A guest priest says daily Mass on Mondays, and the Monday before last he shared sad news that three nuns he knew from a nearby city had died in Burundi. Yesterday, he was back, and he mentioned it again during the homily, but only as a brief reference to the assumptions people make.
Because of the way one of the nuns died, the media had linked the deaths to terrorism. Instead, said the priest, the perpetrator had been a solitary individual with known mental health issues. And he added, “who was having a bad day.”
Now, I don’t know about you, but I never considered beheading a nun to be an offshoot of having a bad day. To me, a bad day is realizing I forgot to take the books back to the library and saying, “Screw it. I’ll just pay the overdue fines.”
What struck me was the sheer charity of how this priest was referring to a grisly homicide.

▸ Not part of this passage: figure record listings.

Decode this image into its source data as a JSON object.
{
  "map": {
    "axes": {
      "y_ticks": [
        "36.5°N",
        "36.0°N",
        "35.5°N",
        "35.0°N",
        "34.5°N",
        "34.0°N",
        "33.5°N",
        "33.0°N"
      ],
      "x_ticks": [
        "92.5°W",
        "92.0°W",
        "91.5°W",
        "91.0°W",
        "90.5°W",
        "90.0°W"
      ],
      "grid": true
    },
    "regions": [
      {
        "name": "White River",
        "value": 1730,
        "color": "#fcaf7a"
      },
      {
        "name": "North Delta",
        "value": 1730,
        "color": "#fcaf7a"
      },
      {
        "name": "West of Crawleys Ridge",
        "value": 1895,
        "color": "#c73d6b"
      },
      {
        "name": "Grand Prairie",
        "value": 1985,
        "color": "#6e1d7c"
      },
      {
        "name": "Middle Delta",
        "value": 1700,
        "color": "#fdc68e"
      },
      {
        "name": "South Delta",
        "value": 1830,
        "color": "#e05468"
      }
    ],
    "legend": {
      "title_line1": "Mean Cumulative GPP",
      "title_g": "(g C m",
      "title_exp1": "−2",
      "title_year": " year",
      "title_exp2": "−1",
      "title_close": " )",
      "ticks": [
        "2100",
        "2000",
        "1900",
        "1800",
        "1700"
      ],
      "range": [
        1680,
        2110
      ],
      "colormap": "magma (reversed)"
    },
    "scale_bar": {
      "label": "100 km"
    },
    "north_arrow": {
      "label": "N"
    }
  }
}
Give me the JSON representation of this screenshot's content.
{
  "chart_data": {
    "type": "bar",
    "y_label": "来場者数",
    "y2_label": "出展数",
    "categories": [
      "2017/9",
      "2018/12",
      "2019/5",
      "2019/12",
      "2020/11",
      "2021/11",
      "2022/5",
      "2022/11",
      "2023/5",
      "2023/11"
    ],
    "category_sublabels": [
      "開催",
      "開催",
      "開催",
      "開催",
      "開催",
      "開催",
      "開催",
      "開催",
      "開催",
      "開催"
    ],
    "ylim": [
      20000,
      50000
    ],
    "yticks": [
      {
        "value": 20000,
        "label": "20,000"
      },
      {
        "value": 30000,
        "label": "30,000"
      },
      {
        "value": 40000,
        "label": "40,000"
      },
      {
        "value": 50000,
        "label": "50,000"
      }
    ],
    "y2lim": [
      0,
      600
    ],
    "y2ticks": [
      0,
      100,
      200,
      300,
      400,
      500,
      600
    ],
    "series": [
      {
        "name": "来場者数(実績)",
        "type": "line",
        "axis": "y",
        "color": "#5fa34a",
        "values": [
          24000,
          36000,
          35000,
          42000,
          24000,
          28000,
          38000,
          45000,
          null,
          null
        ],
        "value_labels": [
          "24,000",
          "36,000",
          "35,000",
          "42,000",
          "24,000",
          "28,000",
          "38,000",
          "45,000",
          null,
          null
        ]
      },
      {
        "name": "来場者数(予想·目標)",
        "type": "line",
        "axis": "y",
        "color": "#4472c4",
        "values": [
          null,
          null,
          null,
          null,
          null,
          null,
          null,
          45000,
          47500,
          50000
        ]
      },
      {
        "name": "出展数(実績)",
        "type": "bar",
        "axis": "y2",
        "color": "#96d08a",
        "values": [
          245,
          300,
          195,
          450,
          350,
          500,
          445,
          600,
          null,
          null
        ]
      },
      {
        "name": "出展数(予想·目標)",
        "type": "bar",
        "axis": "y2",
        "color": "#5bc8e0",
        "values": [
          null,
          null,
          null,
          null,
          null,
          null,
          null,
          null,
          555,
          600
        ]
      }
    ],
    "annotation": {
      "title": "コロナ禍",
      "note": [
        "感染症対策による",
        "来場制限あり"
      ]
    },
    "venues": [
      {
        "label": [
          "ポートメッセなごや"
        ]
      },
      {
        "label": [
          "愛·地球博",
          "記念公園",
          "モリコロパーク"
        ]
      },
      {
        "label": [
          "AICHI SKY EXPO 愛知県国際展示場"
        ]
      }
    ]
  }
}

Instead of saying, “This man wasn’t a terrorist, but he was a monster,” the priest was looking at the killer of three elderly women he knew and instead seeing someone carrying an incalculable burden.
And I thought, whatever is the worst thing I’ve ever done or will ever do in my life, it would be nice if people would view it that way. Not brushing it aside, not excusing it and not preventing legal justice from coming into play, but leaving out the personal judgment and letting God handle it. “Yes, she did ____. It was a bad day for her.”
It’s easy to let someone’s worst moment color our perception of everything else. It’s hard not to remember something nasty about someone, especially if only see him/her occasionally. It’s especially hard when I hear it through a third party, so I see someone and know, “This person hurt my friend.” But that one comment, “a bad day,” took me aback. We all do bad things. This priest realized we’re so much more.